Not only does compromise come from “promise together”, as it ought, but to get there one must follow a beautiful rabbit hole of obsolete words including the verb-and-noun compromit, which I now dare myself to use in a casual sentence this week.

I began grumpy and self-centered and growling at the notion of submission which is in the first definition of the first word I checked…

Saved by words.

Saved by the beauty of words.

From where I was into wonder and laughter.

Keep this lesson, me gal, which is not poor grammar, it’s my gal pronounced before the Great Vowel Shift,

Keep this lesson. Let the words save me.

Now to look up gal.

July 20, 2019

The body keeps the score…

and when I take one step forward and knock loose a bunch of old, stuck ligaments and muscles

I knock loose the wee monsters which stuck them in the first place.

Yep.

But it was only one step back. And a good night’s sleep made up the difference. Is this what they call resilience?

July 19th

The bouncy ball has been placed in Time Out

under the picnic table, where I cannot reach it.

I just kept throwing it far away.

Apparently I am the reason we can’t have nice things.

#ThinkLikeAnAussie

Middle of July

So many smells!

Dumped trash, coyote feet,

Squirrels and sharp squirrels and stink squirrels!

/*I beg your pardon. The dogs were typing. All wildlife is, apparently, a coyote or a squirrel. They were speaking of squirrels, porcupines, and skunks*/

July 13

Meadow grasses and milkweed blossoms!

The flowers are heavy compared to their stalks, a hundred blossomlets clustered together

And then daisies and black-eyed Susans next to one another, I think of them as Sorcha and Dorcia – bright and dark twins.

There’s something yellow and balloon-y in the meadow, too, low but bright against the green and there are red berries on shrubs without names and something viney climbs up something grain-y.

Over all, she reigns, Queen Anne clad in lace, bobbing tallest, nodding in the breeze to her sisters and to her subjects.

Have you ever tasted the root of this gracious, delicate flower? Have you looked beneath the perfectly formed discs of a myriad of florets, graced as often as not with a center drop of royal blood, below the intricately spun greens?

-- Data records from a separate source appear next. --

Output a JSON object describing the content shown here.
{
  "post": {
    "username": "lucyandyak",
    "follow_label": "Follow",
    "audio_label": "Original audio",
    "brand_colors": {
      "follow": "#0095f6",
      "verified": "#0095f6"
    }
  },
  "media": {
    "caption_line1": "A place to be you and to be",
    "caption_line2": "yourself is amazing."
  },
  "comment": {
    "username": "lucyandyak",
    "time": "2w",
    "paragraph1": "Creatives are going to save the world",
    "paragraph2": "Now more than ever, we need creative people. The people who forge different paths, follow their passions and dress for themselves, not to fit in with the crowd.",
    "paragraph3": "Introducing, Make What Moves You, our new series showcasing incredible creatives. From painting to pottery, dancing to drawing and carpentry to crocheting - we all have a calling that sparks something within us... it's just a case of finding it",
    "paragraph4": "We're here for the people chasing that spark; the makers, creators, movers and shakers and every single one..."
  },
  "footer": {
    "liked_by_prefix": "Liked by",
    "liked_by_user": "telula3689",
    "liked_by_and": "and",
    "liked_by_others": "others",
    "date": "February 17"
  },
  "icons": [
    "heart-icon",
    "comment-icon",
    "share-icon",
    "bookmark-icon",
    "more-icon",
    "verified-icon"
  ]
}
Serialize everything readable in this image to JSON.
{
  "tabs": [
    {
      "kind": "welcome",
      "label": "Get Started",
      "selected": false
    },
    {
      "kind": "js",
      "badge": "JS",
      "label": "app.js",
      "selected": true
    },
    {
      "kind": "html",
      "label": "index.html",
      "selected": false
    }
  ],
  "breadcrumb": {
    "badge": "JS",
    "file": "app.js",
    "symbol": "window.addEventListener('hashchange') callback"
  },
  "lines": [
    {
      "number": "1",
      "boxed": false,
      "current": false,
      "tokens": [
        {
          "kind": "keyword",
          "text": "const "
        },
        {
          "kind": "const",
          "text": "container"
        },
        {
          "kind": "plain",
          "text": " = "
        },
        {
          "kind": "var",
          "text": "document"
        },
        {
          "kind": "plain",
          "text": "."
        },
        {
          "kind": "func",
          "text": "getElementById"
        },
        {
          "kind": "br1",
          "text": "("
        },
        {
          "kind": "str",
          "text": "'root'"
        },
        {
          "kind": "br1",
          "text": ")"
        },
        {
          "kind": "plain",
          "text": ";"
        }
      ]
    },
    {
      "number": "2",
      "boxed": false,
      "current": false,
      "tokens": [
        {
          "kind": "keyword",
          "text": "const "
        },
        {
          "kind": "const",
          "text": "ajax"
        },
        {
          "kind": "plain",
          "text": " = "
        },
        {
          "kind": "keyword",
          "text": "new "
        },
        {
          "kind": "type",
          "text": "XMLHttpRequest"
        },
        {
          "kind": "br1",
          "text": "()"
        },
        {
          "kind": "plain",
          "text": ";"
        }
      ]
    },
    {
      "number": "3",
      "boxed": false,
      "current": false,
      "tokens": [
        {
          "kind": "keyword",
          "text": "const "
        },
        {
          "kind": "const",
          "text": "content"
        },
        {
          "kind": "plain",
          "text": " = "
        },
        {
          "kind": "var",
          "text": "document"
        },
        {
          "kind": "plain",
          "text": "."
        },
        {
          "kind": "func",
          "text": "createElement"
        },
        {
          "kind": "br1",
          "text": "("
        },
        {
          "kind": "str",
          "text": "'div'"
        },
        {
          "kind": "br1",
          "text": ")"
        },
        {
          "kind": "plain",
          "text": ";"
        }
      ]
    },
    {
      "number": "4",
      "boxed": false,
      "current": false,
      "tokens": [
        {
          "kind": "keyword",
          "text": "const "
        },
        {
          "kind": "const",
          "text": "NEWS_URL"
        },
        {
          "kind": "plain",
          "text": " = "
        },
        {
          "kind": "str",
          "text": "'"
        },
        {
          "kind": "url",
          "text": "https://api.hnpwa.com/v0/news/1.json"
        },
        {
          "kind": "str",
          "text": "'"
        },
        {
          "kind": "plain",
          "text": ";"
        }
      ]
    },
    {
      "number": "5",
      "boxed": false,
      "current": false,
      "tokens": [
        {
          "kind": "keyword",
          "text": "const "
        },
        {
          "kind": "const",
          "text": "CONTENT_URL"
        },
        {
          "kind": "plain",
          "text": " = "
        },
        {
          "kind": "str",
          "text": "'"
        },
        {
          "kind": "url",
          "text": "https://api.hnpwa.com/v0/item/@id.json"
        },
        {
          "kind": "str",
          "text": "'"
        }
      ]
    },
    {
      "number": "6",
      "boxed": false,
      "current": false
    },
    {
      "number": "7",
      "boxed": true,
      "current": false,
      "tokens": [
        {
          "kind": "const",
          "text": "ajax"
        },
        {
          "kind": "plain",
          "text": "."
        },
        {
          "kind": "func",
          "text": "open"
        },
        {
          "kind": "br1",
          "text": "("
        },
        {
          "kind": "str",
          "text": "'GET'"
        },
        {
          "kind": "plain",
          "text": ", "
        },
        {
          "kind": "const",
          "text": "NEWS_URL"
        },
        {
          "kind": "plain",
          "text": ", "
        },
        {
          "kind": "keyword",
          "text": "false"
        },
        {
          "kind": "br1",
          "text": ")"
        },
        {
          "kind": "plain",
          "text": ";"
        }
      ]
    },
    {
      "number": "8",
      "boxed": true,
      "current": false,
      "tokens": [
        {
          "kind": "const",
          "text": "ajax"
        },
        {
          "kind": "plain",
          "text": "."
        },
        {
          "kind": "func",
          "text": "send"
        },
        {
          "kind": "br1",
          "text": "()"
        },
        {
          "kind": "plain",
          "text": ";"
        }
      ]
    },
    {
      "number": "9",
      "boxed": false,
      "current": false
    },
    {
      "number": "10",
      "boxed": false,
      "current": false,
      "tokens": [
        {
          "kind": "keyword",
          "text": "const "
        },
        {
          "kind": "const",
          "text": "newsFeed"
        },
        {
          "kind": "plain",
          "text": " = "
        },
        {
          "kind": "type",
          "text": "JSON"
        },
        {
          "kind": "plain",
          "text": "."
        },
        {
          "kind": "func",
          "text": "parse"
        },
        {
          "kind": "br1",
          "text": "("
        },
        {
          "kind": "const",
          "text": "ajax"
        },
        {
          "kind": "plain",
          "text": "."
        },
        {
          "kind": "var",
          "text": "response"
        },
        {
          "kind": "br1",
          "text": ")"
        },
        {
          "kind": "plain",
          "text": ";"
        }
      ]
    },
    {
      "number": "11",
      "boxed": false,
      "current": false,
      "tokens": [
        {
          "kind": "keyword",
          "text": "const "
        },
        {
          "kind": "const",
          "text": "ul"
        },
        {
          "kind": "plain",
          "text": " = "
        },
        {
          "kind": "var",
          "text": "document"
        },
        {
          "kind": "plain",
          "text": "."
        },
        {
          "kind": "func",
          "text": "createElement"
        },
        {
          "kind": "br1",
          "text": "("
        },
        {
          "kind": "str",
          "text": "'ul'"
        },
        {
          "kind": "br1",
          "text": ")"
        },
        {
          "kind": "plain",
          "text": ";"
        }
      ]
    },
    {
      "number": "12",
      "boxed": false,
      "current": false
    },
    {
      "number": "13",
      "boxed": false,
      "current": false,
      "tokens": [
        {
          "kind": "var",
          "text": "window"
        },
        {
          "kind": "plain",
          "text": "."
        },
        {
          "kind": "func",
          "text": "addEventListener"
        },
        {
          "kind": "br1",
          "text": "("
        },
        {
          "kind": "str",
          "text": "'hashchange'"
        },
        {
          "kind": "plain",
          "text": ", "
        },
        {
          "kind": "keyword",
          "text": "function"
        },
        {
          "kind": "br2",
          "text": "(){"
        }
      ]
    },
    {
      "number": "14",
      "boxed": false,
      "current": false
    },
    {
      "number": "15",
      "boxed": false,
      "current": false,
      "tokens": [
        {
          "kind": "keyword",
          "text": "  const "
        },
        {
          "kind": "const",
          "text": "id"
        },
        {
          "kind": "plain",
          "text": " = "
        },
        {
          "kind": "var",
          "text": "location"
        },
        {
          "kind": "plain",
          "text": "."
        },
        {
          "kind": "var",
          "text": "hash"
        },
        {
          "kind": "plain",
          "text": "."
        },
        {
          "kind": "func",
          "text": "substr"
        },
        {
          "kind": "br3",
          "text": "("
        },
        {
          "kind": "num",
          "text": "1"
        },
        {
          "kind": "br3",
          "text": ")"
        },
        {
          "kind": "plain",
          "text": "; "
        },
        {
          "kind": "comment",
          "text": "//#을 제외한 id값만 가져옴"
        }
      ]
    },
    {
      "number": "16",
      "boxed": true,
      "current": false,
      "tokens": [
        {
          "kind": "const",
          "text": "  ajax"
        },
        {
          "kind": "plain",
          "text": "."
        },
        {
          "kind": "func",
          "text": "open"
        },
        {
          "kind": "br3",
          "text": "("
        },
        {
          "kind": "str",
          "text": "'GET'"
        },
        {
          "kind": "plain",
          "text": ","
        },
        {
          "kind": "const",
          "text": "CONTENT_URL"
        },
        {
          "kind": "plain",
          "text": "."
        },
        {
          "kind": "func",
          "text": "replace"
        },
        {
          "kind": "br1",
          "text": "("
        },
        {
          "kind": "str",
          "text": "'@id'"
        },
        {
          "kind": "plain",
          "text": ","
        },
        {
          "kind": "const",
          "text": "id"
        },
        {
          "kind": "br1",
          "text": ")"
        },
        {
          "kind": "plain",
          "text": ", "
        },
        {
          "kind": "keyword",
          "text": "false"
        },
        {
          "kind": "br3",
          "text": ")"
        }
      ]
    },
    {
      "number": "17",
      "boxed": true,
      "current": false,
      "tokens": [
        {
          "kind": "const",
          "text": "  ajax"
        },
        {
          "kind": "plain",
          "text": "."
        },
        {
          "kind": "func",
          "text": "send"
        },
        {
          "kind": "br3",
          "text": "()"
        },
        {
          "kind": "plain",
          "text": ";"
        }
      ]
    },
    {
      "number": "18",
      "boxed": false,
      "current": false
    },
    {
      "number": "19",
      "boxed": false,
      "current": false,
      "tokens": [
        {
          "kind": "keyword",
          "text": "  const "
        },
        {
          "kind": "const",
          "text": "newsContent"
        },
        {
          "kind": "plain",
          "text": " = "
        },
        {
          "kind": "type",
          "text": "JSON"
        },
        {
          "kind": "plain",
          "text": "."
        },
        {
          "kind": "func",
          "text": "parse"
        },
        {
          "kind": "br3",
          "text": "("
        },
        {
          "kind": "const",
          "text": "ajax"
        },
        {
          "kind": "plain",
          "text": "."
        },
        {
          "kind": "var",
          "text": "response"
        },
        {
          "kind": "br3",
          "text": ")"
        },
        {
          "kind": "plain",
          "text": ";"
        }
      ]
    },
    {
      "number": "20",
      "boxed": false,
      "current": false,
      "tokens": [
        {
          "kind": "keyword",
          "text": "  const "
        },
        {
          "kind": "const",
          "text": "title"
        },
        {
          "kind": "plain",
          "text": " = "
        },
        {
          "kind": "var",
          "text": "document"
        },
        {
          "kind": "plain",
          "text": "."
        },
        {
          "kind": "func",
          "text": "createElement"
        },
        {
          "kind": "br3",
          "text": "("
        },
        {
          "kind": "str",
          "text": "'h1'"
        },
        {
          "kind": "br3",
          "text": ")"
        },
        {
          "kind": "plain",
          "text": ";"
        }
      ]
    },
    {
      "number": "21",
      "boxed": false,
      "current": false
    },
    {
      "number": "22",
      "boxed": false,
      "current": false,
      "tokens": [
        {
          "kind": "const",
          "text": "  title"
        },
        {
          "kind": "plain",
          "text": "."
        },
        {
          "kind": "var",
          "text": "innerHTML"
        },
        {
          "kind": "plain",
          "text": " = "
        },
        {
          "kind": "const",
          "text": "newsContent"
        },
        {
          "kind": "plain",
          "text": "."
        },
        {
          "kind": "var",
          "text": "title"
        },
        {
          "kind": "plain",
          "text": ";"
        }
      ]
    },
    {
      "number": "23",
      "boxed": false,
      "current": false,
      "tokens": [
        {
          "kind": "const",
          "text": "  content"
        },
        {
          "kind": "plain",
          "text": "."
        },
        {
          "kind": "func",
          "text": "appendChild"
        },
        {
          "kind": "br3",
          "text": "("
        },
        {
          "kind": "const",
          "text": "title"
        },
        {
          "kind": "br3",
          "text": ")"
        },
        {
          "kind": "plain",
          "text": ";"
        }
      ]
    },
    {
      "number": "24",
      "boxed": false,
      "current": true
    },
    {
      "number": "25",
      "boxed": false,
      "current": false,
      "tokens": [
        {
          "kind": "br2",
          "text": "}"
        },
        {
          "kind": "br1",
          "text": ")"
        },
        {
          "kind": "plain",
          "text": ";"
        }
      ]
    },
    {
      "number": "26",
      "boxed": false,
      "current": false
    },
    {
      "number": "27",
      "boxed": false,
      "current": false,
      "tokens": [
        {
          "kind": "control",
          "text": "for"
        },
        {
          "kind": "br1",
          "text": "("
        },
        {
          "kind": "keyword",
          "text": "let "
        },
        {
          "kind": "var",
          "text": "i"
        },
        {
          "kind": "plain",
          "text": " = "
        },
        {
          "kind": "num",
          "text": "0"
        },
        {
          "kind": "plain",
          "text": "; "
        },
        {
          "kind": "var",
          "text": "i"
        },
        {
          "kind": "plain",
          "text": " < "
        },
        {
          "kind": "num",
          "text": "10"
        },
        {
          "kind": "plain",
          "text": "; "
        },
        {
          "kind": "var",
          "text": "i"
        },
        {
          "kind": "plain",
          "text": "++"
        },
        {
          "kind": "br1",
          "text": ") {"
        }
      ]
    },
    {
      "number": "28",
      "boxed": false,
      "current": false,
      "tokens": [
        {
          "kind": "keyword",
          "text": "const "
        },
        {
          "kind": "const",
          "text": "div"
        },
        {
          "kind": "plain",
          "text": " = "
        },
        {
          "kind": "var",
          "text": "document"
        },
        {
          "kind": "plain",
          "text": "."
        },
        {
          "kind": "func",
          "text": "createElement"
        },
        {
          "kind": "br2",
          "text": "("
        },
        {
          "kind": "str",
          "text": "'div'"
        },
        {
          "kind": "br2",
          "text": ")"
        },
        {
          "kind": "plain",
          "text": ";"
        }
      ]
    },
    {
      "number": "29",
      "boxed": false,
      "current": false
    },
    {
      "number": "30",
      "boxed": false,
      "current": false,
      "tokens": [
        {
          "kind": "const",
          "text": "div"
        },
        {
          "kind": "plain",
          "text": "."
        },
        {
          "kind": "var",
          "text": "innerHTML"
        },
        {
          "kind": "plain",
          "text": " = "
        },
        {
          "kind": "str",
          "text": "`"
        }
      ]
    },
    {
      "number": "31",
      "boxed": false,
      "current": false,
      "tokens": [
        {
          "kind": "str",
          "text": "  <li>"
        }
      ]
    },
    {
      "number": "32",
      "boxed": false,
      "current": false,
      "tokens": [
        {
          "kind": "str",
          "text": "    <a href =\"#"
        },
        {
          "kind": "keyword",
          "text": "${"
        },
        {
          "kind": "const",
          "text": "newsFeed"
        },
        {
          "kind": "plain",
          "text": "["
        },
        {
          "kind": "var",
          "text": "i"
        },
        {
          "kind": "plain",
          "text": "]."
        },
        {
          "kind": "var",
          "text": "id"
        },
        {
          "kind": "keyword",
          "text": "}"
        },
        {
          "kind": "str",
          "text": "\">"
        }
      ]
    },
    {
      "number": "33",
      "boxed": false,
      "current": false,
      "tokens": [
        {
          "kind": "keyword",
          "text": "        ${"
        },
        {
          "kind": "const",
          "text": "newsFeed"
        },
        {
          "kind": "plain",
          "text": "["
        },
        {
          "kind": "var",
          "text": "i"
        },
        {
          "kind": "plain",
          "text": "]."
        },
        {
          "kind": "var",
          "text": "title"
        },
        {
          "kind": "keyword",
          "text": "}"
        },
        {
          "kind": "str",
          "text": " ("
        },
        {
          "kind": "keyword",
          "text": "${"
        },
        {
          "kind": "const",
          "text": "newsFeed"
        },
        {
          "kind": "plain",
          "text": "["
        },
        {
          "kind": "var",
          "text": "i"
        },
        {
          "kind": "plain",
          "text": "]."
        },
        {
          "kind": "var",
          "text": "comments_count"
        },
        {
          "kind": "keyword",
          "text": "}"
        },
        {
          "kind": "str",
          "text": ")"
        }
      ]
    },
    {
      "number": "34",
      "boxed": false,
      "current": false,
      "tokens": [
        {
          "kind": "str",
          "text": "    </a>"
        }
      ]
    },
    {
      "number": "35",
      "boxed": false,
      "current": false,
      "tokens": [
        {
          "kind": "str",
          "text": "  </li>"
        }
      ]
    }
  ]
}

Have you found the taproot?

Tough as nails.

Stringy, strong,

and oh, so deep.

Have you tasted it?

She may be Queen, but her lovers call her Wild Carrot.

7/11

This was just right – a very early walk

even chilly enough for a snow-leopard cardigan

with humidity hanging cool between the bits of air.

I had dreamed of orange flowers, and I had wondered if they were day-lilies, and there they were, on our walk, un-self-conscious orange in a world of summer greens.

Now everything is back on track. The walks must be early, that is the magic.

I return from Right Walkies to receive Right Messages and Right Ideas in the Right Order. The spreadsheet of my mind is satisfied.

Very well, then.

The walks must be early. That is the magic.